Évoquant une instrumentalisation de la justice : le RCD dénonce une « chasse aux sorcières »

Le rassemblement pour la culture et la démocratie (RCD) affirme que l’entêtement du « pouvoir de fait » à maintenir l’élection du 4 juillet prochain vise à réaliser un « agenda caché ».

 

« L’entêtement à vouloir organiser une présidentielle, le 04 juillet 2019, pilotée de bout en bout par un personnel politique passé maître de la fraude électorale ne relève pas d’un simple passage en force pour désigner un nouveau président ou d’un déni ordinaire de la réalité, mais participe d’une stratégie de reprise en main par une partie du système de la décision par un agenda caché », explique le secrétariat national du parti dans un communiqué rendu public aujourd’hui.

Pour cette formation, « l’instrumentalisation de la justice, la reprise en main déjà en cours des médias publics et assimilés » dénotent de cette volonté de ne rien « lâcher » ou de « lâcher » le moins possible devant le mouvement citoyen. « Le pouvoir de fait veut être le maître des horloges pour s’imposer à la mobilisation populaire », précise le parti que préside Mohcine Belabbas.

Il cite, comme preuve de cette analyse, le rejet de toutes les propositions formulées jusque-là, y compris celles émanant de parties disposées à dialoguer avec les « nouveaux décideurs ».

« Faudra-t-il alors désespérer et s’engouffrer dans une voie qui consiste à doter le mouvement d’une forme de direction ? Depuis le début, des appels directs ou indirects pour doter le mouvement d’une direction émanent d’acteurs travaillant au compte du système politique en place.

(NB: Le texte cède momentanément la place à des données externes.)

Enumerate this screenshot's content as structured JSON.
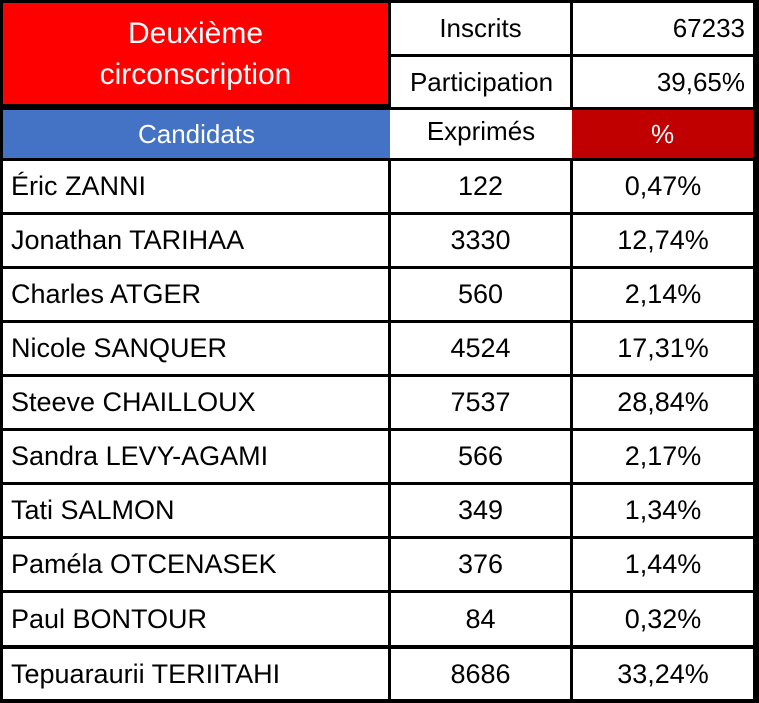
{
  "header": {
    "title_line1": "Deuxième",
    "title_line2": "circonscription",
    "inscrits_label": "Inscrits",
    "inscrits_value": "67233",
    "participation_label": "Participation",
    "participation_value": "39,65%"
  },
  "columns": {
    "candidats": "Candidats",
    "exprimes": "Exprimés",
    "percent": "%"
  },
  "colors": {
    "title_bg": "#ff0000",
    "candidats_bg": "#4472c4",
    "percent_bg": "#c00000"
  },
  "rows": [
    {
      "name": "Éric ZANNI",
      "votes": "122",
      "pct": "0,47%"
    },
    {
      "name": "Jonathan TARIHAA",
      "votes": "3330",
      "pct": "12,74%"
    },
    {
      "name": "Charles ATGER",
      "votes": "560",
      "pct": "2,14%"
    },
    {
      "name": "Nicole SANQUER",
      "votes": "4524",
      "pct": "17,31%"
    },
    {
      "name": "Steeve CHAILLOUX",
      "votes": "7537",
      "pct": "28,84%"
    },
    {
      "name": "Sandra LEVY-AGAMI",
      "votes": "566",
      "pct": "2,17%"
    },
    {
      "name": "Tati SALMON",
      "votes": "349",
      "pct": "1,34%"
    },
    {
      "name": "Paméla OTCENASEK",
      "votes": "376",
      "pct": "1,44%"
    },
    {
      "name": "Paul BONTOUR",
      "votes": "84",
      "pct": "0,32%"
    },
    {
      "name": "Tepuaraurii TERIITAHI",
      "votes": "8686",
      "pct": "33,24%"
    }
  ]
}
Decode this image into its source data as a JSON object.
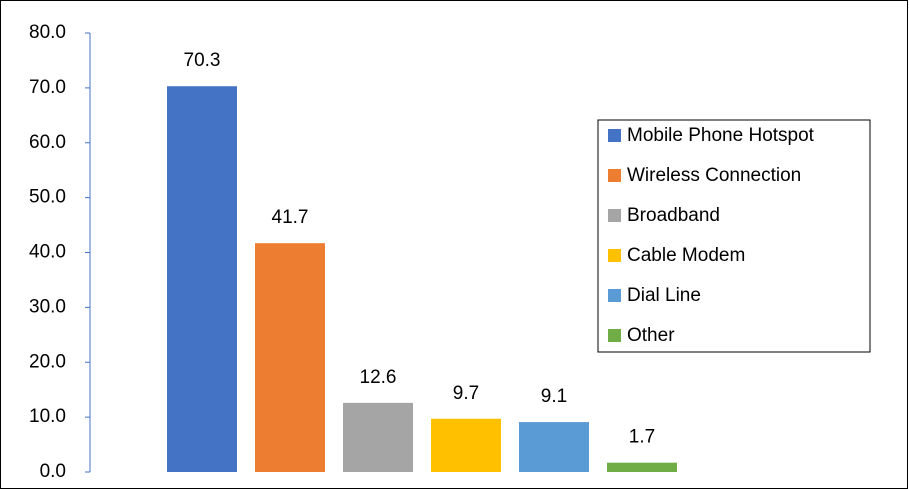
{
  "chart_data": {
    "type": "bar",
    "series": [
      {
        "name": "Mobile Phone Hotspot",
        "color": "#4472c4",
        "values": [
          70.3
        ]
      },
      {
        "name": "Wireless Connection",
        "color": "#ed7d31",
        "values": [
          41.7
        ]
      },
      {
        "name": "Broadband",
        "color": "#a5a5a5",
        "values": [
          12.6
        ]
      },
      {
        "name": "Cable Modem",
        "color": "#ffc000",
        "values": [
          9.7
        ]
      },
      {
        "name": "Dial Line",
        "color": "#5b9bd5",
        "values": [
          9.1
        ]
      },
      {
        "name": "Other",
        "color": "#70ad47",
        "values": [
          1.7
        ]
      }
    ],
    "ylim": [
      0,
      80
    ],
    "yticks": [
      {
        "value": 0,
        "label": "0.0"
      },
      {
        "value": 10,
        "label": "10.0"
      },
      {
        "value": 20,
        "label": "20.0"
      },
      {
        "value": 30,
        "label": "30.0"
      },
      {
        "value": 40,
        "label": "40.0"
      },
      {
        "value": 50,
        "label": "50.0"
      },
      {
        "value": 60,
        "label": "60.0"
      },
      {
        "value": 70,
        "label": "70.0"
      },
      {
        "value": 80,
        "label": "80.0"
      }
    ],
    "legend": "right"
  }
}
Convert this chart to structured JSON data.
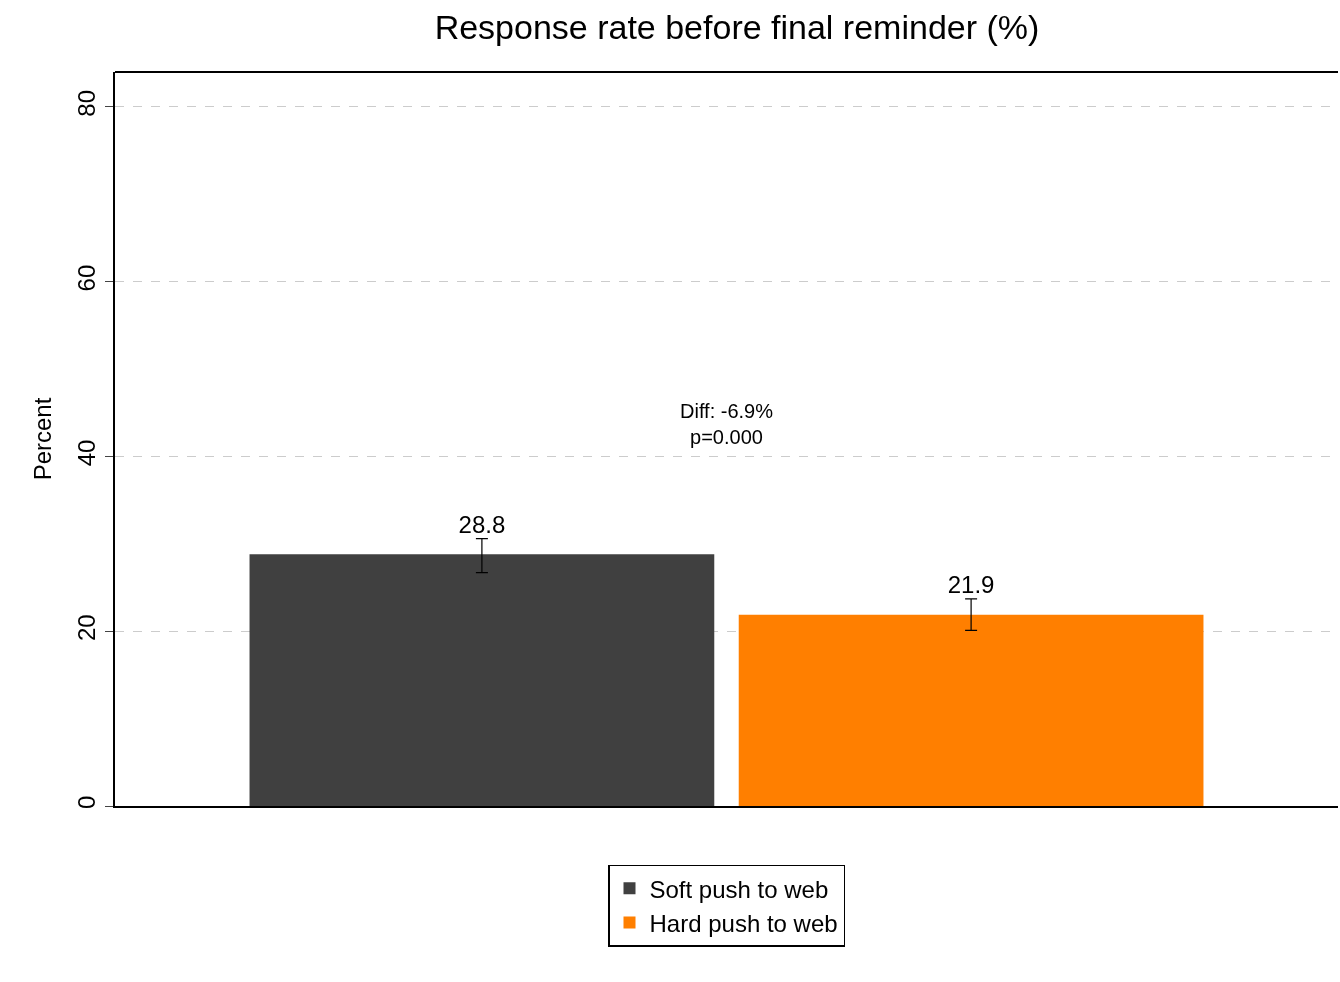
{
  "chart_data": {
    "type": "bar",
    "title": "Response rate before final reminder (%)",
    "ylabel": "Percent",
    "categories": [
      null
    ],
    "series": [
      {
        "name": "Soft push to web",
        "color": "#404040",
        "values": [
          28.8
        ],
        "errors": [
          [
            26.7,
            30.6
          ]
        ]
      },
      {
        "name": "Hard push to web",
        "color": "#ff7f00",
        "values": [
          21.9
        ],
        "errors": [
          [
            20.1,
            23.7
          ]
        ]
      }
    ],
    "ylim": [
      0,
      84
    ],
    "yticks": [
      0,
      20,
      40,
      60,
      80
    ],
    "grid": "y",
    "legend": "bottom",
    "data_labels": true,
    "annotations": [
      "Diff: -6.9%\np=0.000"
    ]
  }
}
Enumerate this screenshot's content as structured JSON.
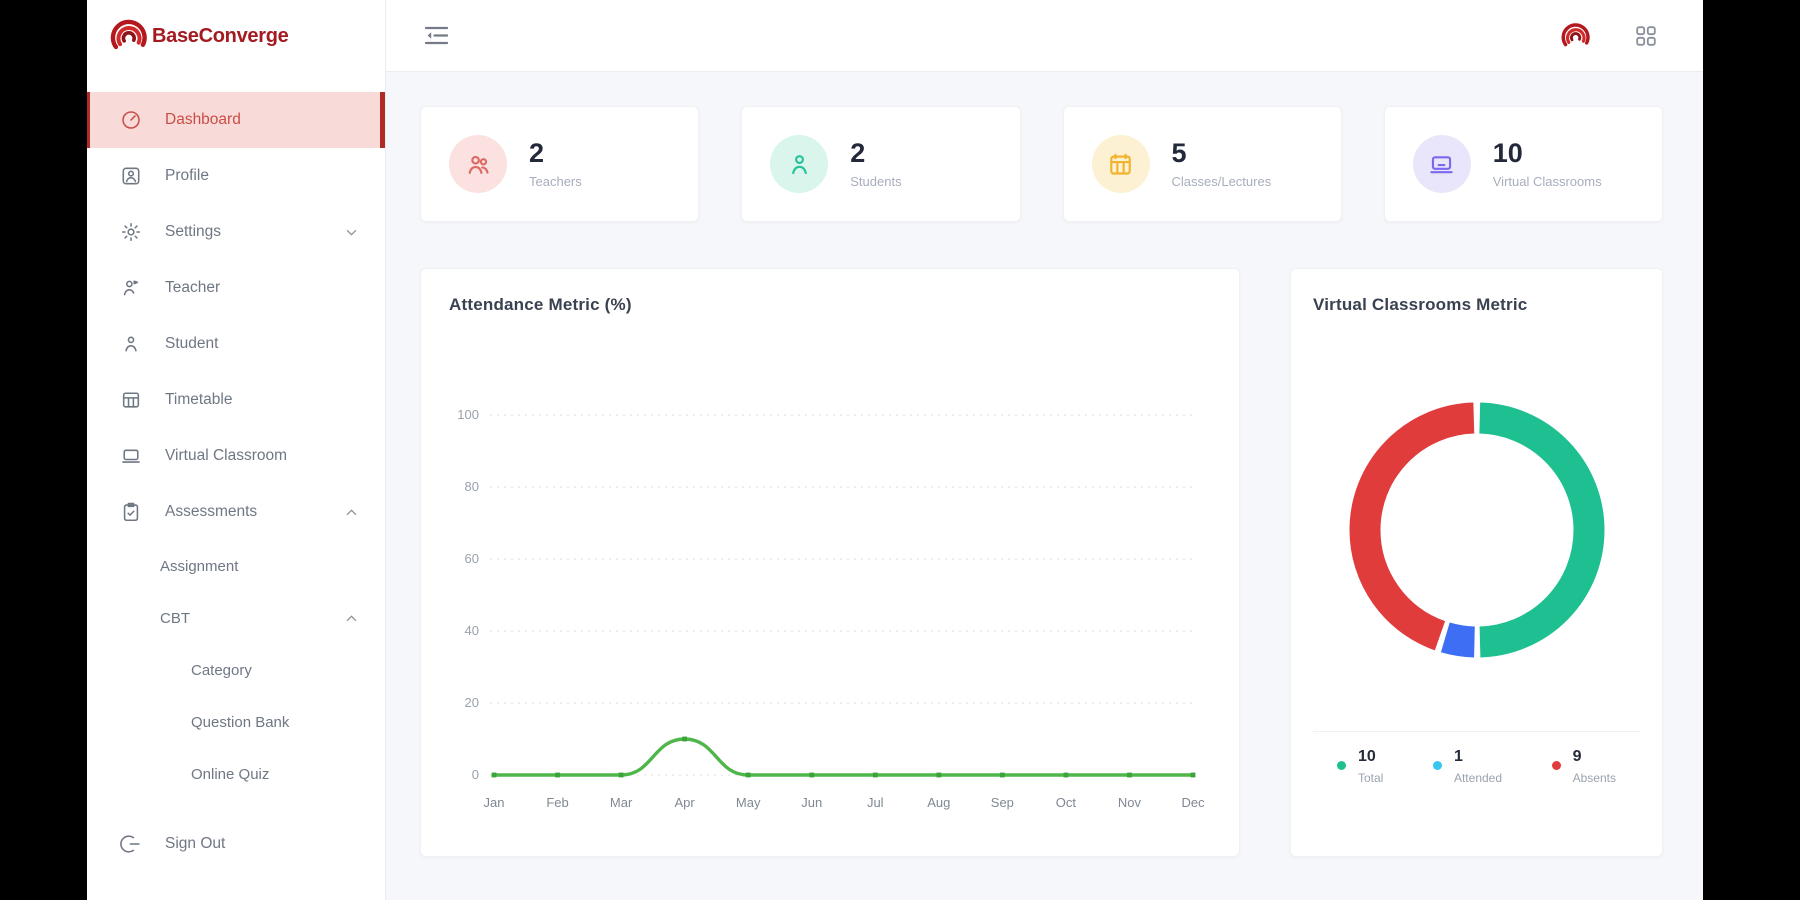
{
  "brand": {
    "name": "BaseConverge"
  },
  "sidebar": {
    "items": [
      {
        "label": "Dashboard",
        "icon": "speedometer-icon",
        "active": true
      },
      {
        "label": "Profile",
        "icon": "profile-icon"
      },
      {
        "label": "Settings",
        "icon": "gear-icon",
        "chevron": "down"
      },
      {
        "label": "Teacher",
        "icon": "teacher-icon"
      },
      {
        "label": "Student",
        "icon": "student-icon"
      },
      {
        "label": "Timetable",
        "icon": "timetable-icon"
      },
      {
        "label": "Virtual Classroom",
        "icon": "laptop-icon"
      },
      {
        "label": "Assessments",
        "icon": "assessments-icon",
        "chevron": "up"
      },
      {
        "label": "Assignment",
        "level": 1
      },
      {
        "label": "CBT",
        "level": 1,
        "chevron": "up"
      },
      {
        "label": "Category",
        "level": 2
      },
      {
        "label": "Question Bank",
        "level": 2
      },
      {
        "label": "Online Quiz",
        "level": 2
      },
      {
        "label": "Sign Out",
        "icon": "signout-icon"
      }
    ]
  },
  "header": {
    "menu_toggle_icon": "sidebar-fold-icon",
    "apps_icon": "apps-grid-icon",
    "logo_icon": "brand-swirl-icon"
  },
  "stats": [
    {
      "value": "2",
      "label": "Teachers",
      "icon": "teachers-icon",
      "accent": "#dc6a64",
      "bg": "#fbe1df"
    },
    {
      "value": "2",
      "label": "Students",
      "icon": "student-badge-icon",
      "accent": "#27c29a",
      "bg": "#d9f5ec"
    },
    {
      "value": "5",
      "label": "Classes/Lectures",
      "icon": "calendar-icon",
      "accent": "#f0b42e",
      "bg": "#fdf1d3"
    },
    {
      "value": "10",
      "label": "Virtual Classrooms",
      "icon": "virtual-classroom-icon",
      "accent": "#7a68ef",
      "bg": "#e9e6fc"
    }
  ],
  "chart_data": [
    {
      "type": "line",
      "title": "Attendance Metric (%)",
      "x": [
        "Jan",
        "Feb",
        "Mar",
        "Apr",
        "May",
        "Jun",
        "Jul",
        "Aug",
        "Sep",
        "Oct",
        "Nov",
        "Dec"
      ],
      "series": [
        {
          "name": "Attendance",
          "values": [
            0,
            0,
            0,
            10,
            0,
            0,
            0,
            0,
            0,
            0,
            0,
            0
          ],
          "color": "#4fb64a",
          "marker_color": "#3aa436"
        }
      ],
      "ylim": [
        0,
        100
      ],
      "yticks": [
        0,
        20,
        40,
        60,
        80,
        100
      ],
      "grid": "dashed-horizontal",
      "legend_position": "none"
    },
    {
      "type": "pie",
      "style": "donut",
      "title": "Virtual Classrooms Metric",
      "start": "top",
      "direction": "clockwise",
      "slices": [
        {
          "label": "Total",
          "value": 10,
          "color": "#1ec092"
        },
        {
          "label": "Attended",
          "value": 1,
          "color": "#3d6ef3"
        },
        {
          "label": "Absents",
          "value": 9,
          "color": "#e03c3c"
        }
      ],
      "legend": [
        {
          "value": "10",
          "label": "Total",
          "dot": "#1ec092"
        },
        {
          "value": "1",
          "label": "Attended",
          "dot": "#38c5f0"
        },
        {
          "value": "9",
          "label": "Absents",
          "dot": "#e23b3b"
        }
      ],
      "legend_position": "bottom"
    }
  ]
}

Les mises en garde de la plupart des acteurs politiques acquis au changement du système et à l’option démocratique ont, jusque-là, épargné le mouvement d’une telle dérive », souligne aussi le RCD.

Eviter d’ouvrir la voie aux pressions

Ce faisant, le parti réitère son appel à maintenir le mouvement tel qu’il est pour maintenir la pression et éviter les manipulations. « Ni la nature du mouvement, ni l’état des institutions ne plaident pour une telle démarche qui ouvre la voie aux pressions et manipulations, voire à une dualité de pouvoirs aussi improductive que dangereuse », explique encore le RCD.

Et d’ajouter : « L’heure n’est ni à la peur, ni aux petits calculs encore moins aux découragements ou aux renoncements. Aucune manœuvre d’intimidation ou de division et aucun scénario ne peut venir à bout durablement d’une détermination qui prend racine de la soif de liberté, de justice et d’affirmation de notre jeunesse et des profondeurs de la société ».

S’exprimant sur l’ouverture d’une panoplie de dossiers par la justice, le RCD émet des doutes sur les objectifs d’une telle opération. « De glissement en glissement et sous prétexte de protéger le mouvement, les nouveaux donneurs d’ordre ont, rapidement, entraîné l’appareil judiciaire dans une opération de chasse aux sorcières dont eux seuls connaissent les tenants et les aboutissants », précise-t-on dans ce communiqué.

Et de poursuivre : « Pire encore, alors que ceux qui ont mis le pays à genoux sont en liberté et pour certains aux commandes, un opérateur économique qui a subit les entraves du système Bouteflika est mis sous mandat de dépôt pour un simple litige commercial et une responsable politique est jetée en pâture avant même sa comparution devant la justice militaire ».

A cet effet, le parti estime que « seule une justice indépendante, dans un État de droit, libérée par une phase de transition démocratique disposera de la légitimité pour traiter un tel dossier ».

 « De ce point de vue l’empressement manifesté et entrepris par le pouvoir de fait pour instruire la justice est plus que suspect, d’autant plus que tout est fait pour éluder les réponses aux revendications essentielles du mouvement : l’organisation d’une phase de transition démocratique pilotée par un personnel non-compromis avec l’ancien régime ».